A versão apresentada pela suspeita contrasta com o relato da filha do casal, de 22 anos. A jovem informou aos investigadores que acordou com a discussão e ouviu o pai correndo pelo quintal enquanto gritava repetidamente: “não, não, não, para, para, para”. Ao sair do quarto, encontrou o homem em chamas e correu para buscar uma mangueira. Ela também contou que os conflitos entre os pais se intensificaram nos últimos dois anos, após a mudança do pai para Brasília, situação que teria agravado crises de ciúmes e desconfiança da mãe.

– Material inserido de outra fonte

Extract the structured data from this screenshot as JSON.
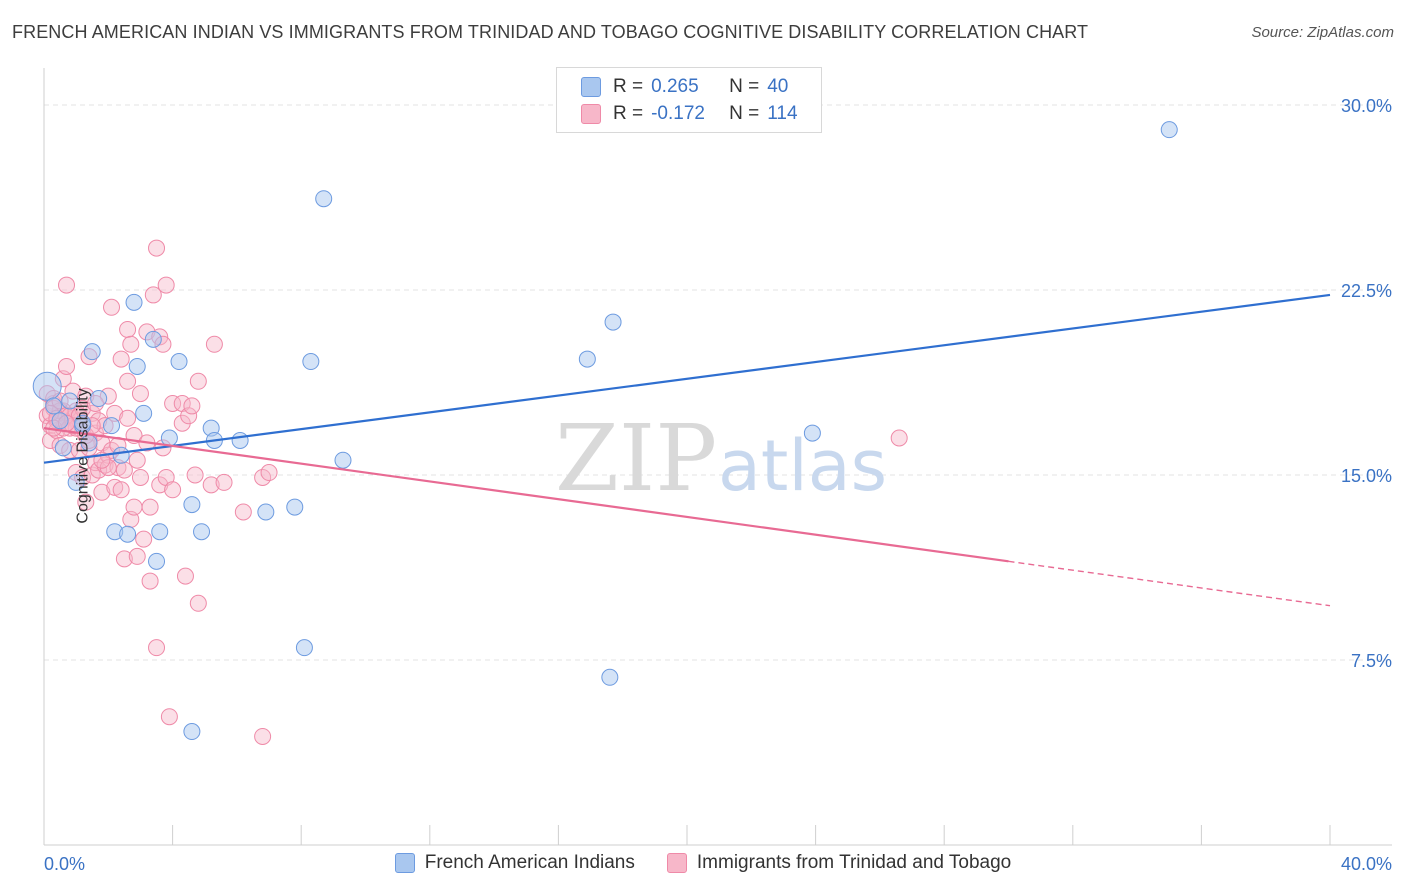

Após o incêndio, a própria médica socorreu o companheiro, levando-o de carro ao Hospital Cassems. Em seguida, ele foi transferido para o Proncor. Conforme apurado, uma avaliação médica posterior apontou queimaduras em aproximadamente 30% da superfície corporal, principalmente no tronco e nos membros superiores. O percentual é inferior à estimativa inicial de 80% registrada no primeiro atendimento. Apesar da revisão, o paciente permanece internado em estado grave e entubado na UTI (Unidade de Terapia Intensiva).

Durante o interrogatório, a veterinária negou ter tido intenção de matar o marido e afirmou estar arrependida. “Eu não queria ter feito isso. Não era minha intenção machucar ele”, disse. Em outro trecho do depoimento, justificou a atitude afirmando que buscava uma confissão. “Eu achei que era o único jeito dele falar a verdade. Que se eu ameaçasse, talvez ele fosse ficar com medo e abrir o jogo”, declarou.

A investigação também revelou que a médica veterinária realiza tratamento psiquiátrico há vários anos. Conforme informado pela filha, ela possui diagnóstico de depressão, transtorno de ansiedade generalizada e síndrome do pânico. A suspeita confirmou o acompanhamento médico e relatou que estava sem utilizar a medicação prescrita havia entre 15 e 20 dias.

Apesar da versão apresentada pela investigada, a Polícia Civil entendeu que os elementos reunidos até o momento caracterizam tentativa de homicídio qualificado pelo emprego de fogo. A prisão em flagrante foi mantida e a autoridade policial solicitou a conversão da medida em prisão preventiva. O caso segue sob investigação.